Les vaches actuelles se sont embourgeoisées et ne sauraient donner lieu à apitoiement. De toute évidence, hormis peut-être les Holstein, elles sont mieux en chair, mieux lustrées qu’en ma jeunesse, elles font montre de gaillardes démarches, affichent des mines confiantes, bref, selon l’expression de leurs maîtres dévoués, « elles ne pleurent pas ». Elles sont dûment vaccinées par des aiguilles de blouses blanches. Fièvre aphteuse ainsi que brucellose ne sont que vieux refrains ; rôde toutefois sur leurs têtes l’épée de Damoclès d’un méchant virus en gestation, en Chine ou ailleurs !

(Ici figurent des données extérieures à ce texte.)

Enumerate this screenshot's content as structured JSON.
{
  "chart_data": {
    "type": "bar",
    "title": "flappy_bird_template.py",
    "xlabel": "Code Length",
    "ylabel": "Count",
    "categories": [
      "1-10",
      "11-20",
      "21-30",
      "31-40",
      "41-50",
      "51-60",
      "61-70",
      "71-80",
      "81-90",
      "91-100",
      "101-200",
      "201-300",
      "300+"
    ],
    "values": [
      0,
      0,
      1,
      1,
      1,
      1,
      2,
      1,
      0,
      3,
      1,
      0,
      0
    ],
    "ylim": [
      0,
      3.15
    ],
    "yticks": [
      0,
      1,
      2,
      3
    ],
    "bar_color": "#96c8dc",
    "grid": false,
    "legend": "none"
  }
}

Il nous faudrait à ce stade établir des différences entre troupeaux laitiers et troupeaux allaitants. Une chronique c’est court, alors centrons-nous sur les premiers.
En complément du fourrage, sont ajoutés des granulés sur des bases individualisées établies par des logiciels d’informaticiens… Sur le pacage menaçant de roussir, sont offertes, en râtelier libre-service, des balles rondes de foin... Aucune famine en vue ! Á la traite, l’agréable contact des manchons de silicone sur les tétines, quand ce n’est pas à l’armature ferreuse d’un robot bienveillant que l’on présente son pis dès qu’il se trouve gonflé en suffisance !

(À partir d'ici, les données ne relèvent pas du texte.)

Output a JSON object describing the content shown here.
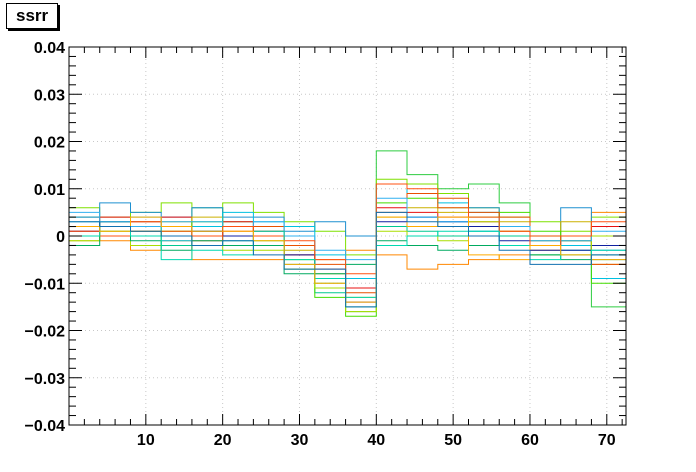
{
  "chart_data": {
    "type": "line",
    "title": "ssrr",
    "xlabel": "",
    "ylabel": "",
    "xlim": [
      0,
      72.5
    ],
    "ylim": [
      -0.04,
      0.04
    ],
    "grid": true,
    "x_bin_edges": [
      0,
      4,
      8,
      12,
      16,
      20,
      24,
      28,
      32,
      36,
      40,
      44,
      48,
      52,
      56,
      60,
      64,
      68,
      72.5
    ],
    "xticks": [
      10,
      20,
      30,
      40,
      50,
      60,
      70
    ],
    "xtick_labels": [
      "10",
      "20",
      "30",
      "40",
      "50",
      "60",
      "70"
    ],
    "yticks": [
      -0.04,
      -0.03,
      -0.02,
      -0.01,
      0,
      0.01,
      0.02,
      0.03,
      0.04
    ],
    "ytick_labels": [
      "−0.04",
      "−0.03",
      "−0.02",
      "−0.01",
      "0",
      "0.01",
      "0.02",
      "0.03",
      "0.04"
    ],
    "series": [
      {
        "color": "#2ecc40",
        "values": [
          0.004,
          0.003,
          0.002,
          0.001,
          0.006,
          0.003,
          0.001,
          -0.007,
          -0.01,
          -0.016,
          0.018,
          0.013,
          0.01,
          0.011,
          0.007,
          -0.002,
          0.0,
          -0.015
        ]
      },
      {
        "color": "#7fe000",
        "values": [
          0.006,
          0.004,
          0.005,
          0.007,
          0.002,
          0.007,
          0.005,
          0.003,
          0.001,
          -0.004,
          0.012,
          0.011,
          0.009,
          0.006,
          0.004,
          0.003,
          0.001,
          0.004
        ]
      },
      {
        "color": "#ff8800",
        "values": [
          0.0,
          -0.001,
          -0.003,
          -0.001,
          -0.005,
          -0.005,
          -0.005,
          -0.004,
          -0.005,
          -0.003,
          -0.004,
          -0.007,
          -0.006,
          -0.005,
          -0.004,
          -0.003,
          -0.002,
          0.005
        ]
      },
      {
        "color": "#1e90d0",
        "values": [
          0.004,
          0.007,
          0.005,
          0.004,
          0.006,
          0.004,
          0.004,
          0.001,
          0.003,
          0.0,
          0.002,
          0.004,
          0.003,
          0.006,
          0.002,
          -0.001,
          0.006,
          -0.003
        ]
      },
      {
        "color": "#e81010",
        "values": [
          0.001,
          0.004,
          0.003,
          0.004,
          0.002,
          0.003,
          0.001,
          -0.004,
          -0.007,
          -0.011,
          0.006,
          0.005,
          0.004,
          0.003,
          0.001,
          -0.002,
          -0.001,
          0.002
        ]
      },
      {
        "color": "#00c890",
        "values": [
          0.002,
          0.001,
          0.0,
          -0.002,
          0.001,
          -0.001,
          -0.002,
          -0.006,
          -0.012,
          -0.015,
          0.002,
          0.001,
          0.0,
          0.001,
          0.0,
          -0.004,
          -0.003,
          -0.005
        ]
      },
      {
        "color": "#ccb000",
        "values": [
          -0.001,
          0.002,
          0.001,
          0.003,
          0.004,
          0.002,
          0.0,
          -0.003,
          -0.008,
          -0.013,
          0.004,
          0.006,
          0.005,
          0.002,
          0.003,
          -0.001,
          0.003,
          -0.006
        ]
      },
      {
        "color": "#00c0e0",
        "values": [
          0.003,
          0.0,
          0.004,
          -0.001,
          0.002,
          0.005,
          0.003,
          0.002,
          -0.004,
          -0.009,
          0.011,
          0.009,
          0.007,
          0.005,
          0.002,
          0.0,
          -0.002,
          -0.009
        ]
      },
      {
        "color": "#44dd00",
        "values": [
          0.0,
          0.003,
          0.001,
          0.0,
          0.003,
          0.0,
          -0.001,
          -0.005,
          -0.013,
          -0.017,
          0.007,
          0.008,
          0.006,
          0.004,
          0.005,
          0.001,
          -0.001,
          -0.01
        ]
      },
      {
        "color": "#e85000",
        "values": [
          0.002,
          0.002,
          0.003,
          0.002,
          -0.001,
          0.001,
          0.002,
          -0.002,
          -0.006,
          -0.012,
          0.005,
          0.009,
          0.008,
          0.005,
          0.004,
          0.0,
          0.0,
          -0.006
        ]
      },
      {
        "color": "#1020a0",
        "values": [
          0.001,
          0.003,
          0.002,
          0.002,
          0.001,
          0.0,
          -0.002,
          -0.004,
          -0.009,
          -0.014,
          0.003,
          0.004,
          0.003,
          0.002,
          -0.001,
          -0.003,
          -0.003,
          -0.002
        ]
      },
      {
        "color": "#aadd00",
        "values": [
          -0.001,
          0.001,
          -0.002,
          0.001,
          -0.002,
          -0.003,
          -0.003,
          -0.007,
          -0.011,
          -0.016,
          0.001,
          0.0,
          -0.001,
          0.003,
          0.001,
          -0.004,
          -0.004,
          0.0
        ]
      },
      {
        "color": "#00aa60",
        "values": [
          -0.002,
          0.0,
          -0.001,
          -0.003,
          -0.001,
          -0.002,
          -0.002,
          -0.008,
          -0.008,
          -0.006,
          -0.001,
          -0.002,
          -0.003,
          -0.002,
          -0.002,
          -0.004,
          -0.005,
          -0.004
        ]
      },
      {
        "color": "#30b0f0",
        "values": [
          0.005,
          0.003,
          0.002,
          0.003,
          0.003,
          0.002,
          0.003,
          0.0,
          -0.003,
          -0.005,
          0.008,
          0.004,
          0.003,
          0.001,
          0.002,
          -0.001,
          -0.001,
          0.001
        ]
      },
      {
        "color": "#ff5010",
        "values": [
          0.001,
          0.0,
          0.001,
          0.001,
          0.0,
          0.002,
          0.0,
          -0.001,
          -0.005,
          -0.008,
          0.011,
          0.01,
          0.006,
          0.004,
          0.001,
          -0.002,
          0.0,
          0.003
        ]
      },
      {
        "color": "#00d8b0",
        "values": [
          0.0,
          0.002,
          0.0,
          -0.005,
          -0.003,
          -0.004,
          0.001,
          -0.005,
          -0.009,
          -0.013,
          -0.002,
          0.0,
          0.001,
          0.001,
          -0.002,
          -0.005,
          -0.004,
          -0.003
        ]
      },
      {
        "color": "#ffaa00",
        "values": [
          0.002,
          0.001,
          0.004,
          0.002,
          0.001,
          0.001,
          -0.001,
          -0.006,
          -0.01,
          -0.014,
          0.004,
          0.002,
          0.004,
          -0.004,
          -0.005,
          -0.002,
          -0.004,
          -0.005
        ]
      },
      {
        "color": "#1070b0",
        "values": [
          0.003,
          0.002,
          0.001,
          0.0,
          -0.002,
          -0.001,
          -0.004,
          -0.007,
          -0.007,
          -0.015,
          0.005,
          0.003,
          0.002,
          0.0,
          -0.003,
          -0.006,
          -0.006,
          -0.004
        ]
      }
    ]
  }
}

En hiver, liberté de mouvement dans des stabulations aérées où l’on peut étendre son corps sur du plat, voire sur un matelas de litière cinq étoiles… Des rapports apaisés avec des frangines aux cornes coupées… Une démangeaison, hop on avance sa croupe sous l’engin qui se met à rouler sa brosse… Á propos d’automatisation, nos vaches ne trouveraient-elles pas avantage à fréquenter des robots d’humeur constante plutôt que des hommes souvent gesticulateurs ?

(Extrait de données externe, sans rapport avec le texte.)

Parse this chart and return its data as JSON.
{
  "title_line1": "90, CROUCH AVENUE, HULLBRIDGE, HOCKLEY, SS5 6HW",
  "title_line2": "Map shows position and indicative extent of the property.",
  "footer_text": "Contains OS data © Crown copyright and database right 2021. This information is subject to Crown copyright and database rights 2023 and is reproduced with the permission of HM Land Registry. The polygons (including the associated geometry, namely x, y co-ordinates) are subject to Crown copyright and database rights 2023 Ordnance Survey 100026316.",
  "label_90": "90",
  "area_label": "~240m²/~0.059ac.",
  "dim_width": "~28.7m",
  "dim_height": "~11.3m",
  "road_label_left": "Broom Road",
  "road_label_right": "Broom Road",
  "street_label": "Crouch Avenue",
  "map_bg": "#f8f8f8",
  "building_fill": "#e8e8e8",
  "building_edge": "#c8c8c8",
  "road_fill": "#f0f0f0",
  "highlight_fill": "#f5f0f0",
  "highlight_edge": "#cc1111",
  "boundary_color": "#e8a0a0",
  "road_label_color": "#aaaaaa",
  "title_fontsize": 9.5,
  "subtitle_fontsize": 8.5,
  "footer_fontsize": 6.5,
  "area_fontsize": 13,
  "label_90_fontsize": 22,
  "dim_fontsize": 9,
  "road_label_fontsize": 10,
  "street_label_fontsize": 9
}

Reste le sujet de la durée de vie. Au bout de cinq à six ans de lactation poussée, l’organisme des vaches amorce un déclin : allez, le camion, direction l’abattoir ! Il faudrait ici que je me lance dans un comparatif entre conditions d’abattage passées et présentes, mais vous connaissez ma sensiblerie ! Je fais l’autruche, mange mon steak sans broncher et m’en remets à l’idée que les choses n’ont pu qu’évoluer dans le bon sens !
Que vaut-t-il mieux, une vie difficile mais longue ou une vie courte mais confortable ? Face aux affres que fait germer en moi cette question essentielle, je te laisse, lecteur fidèle et de haute conscience, le soin de trancher.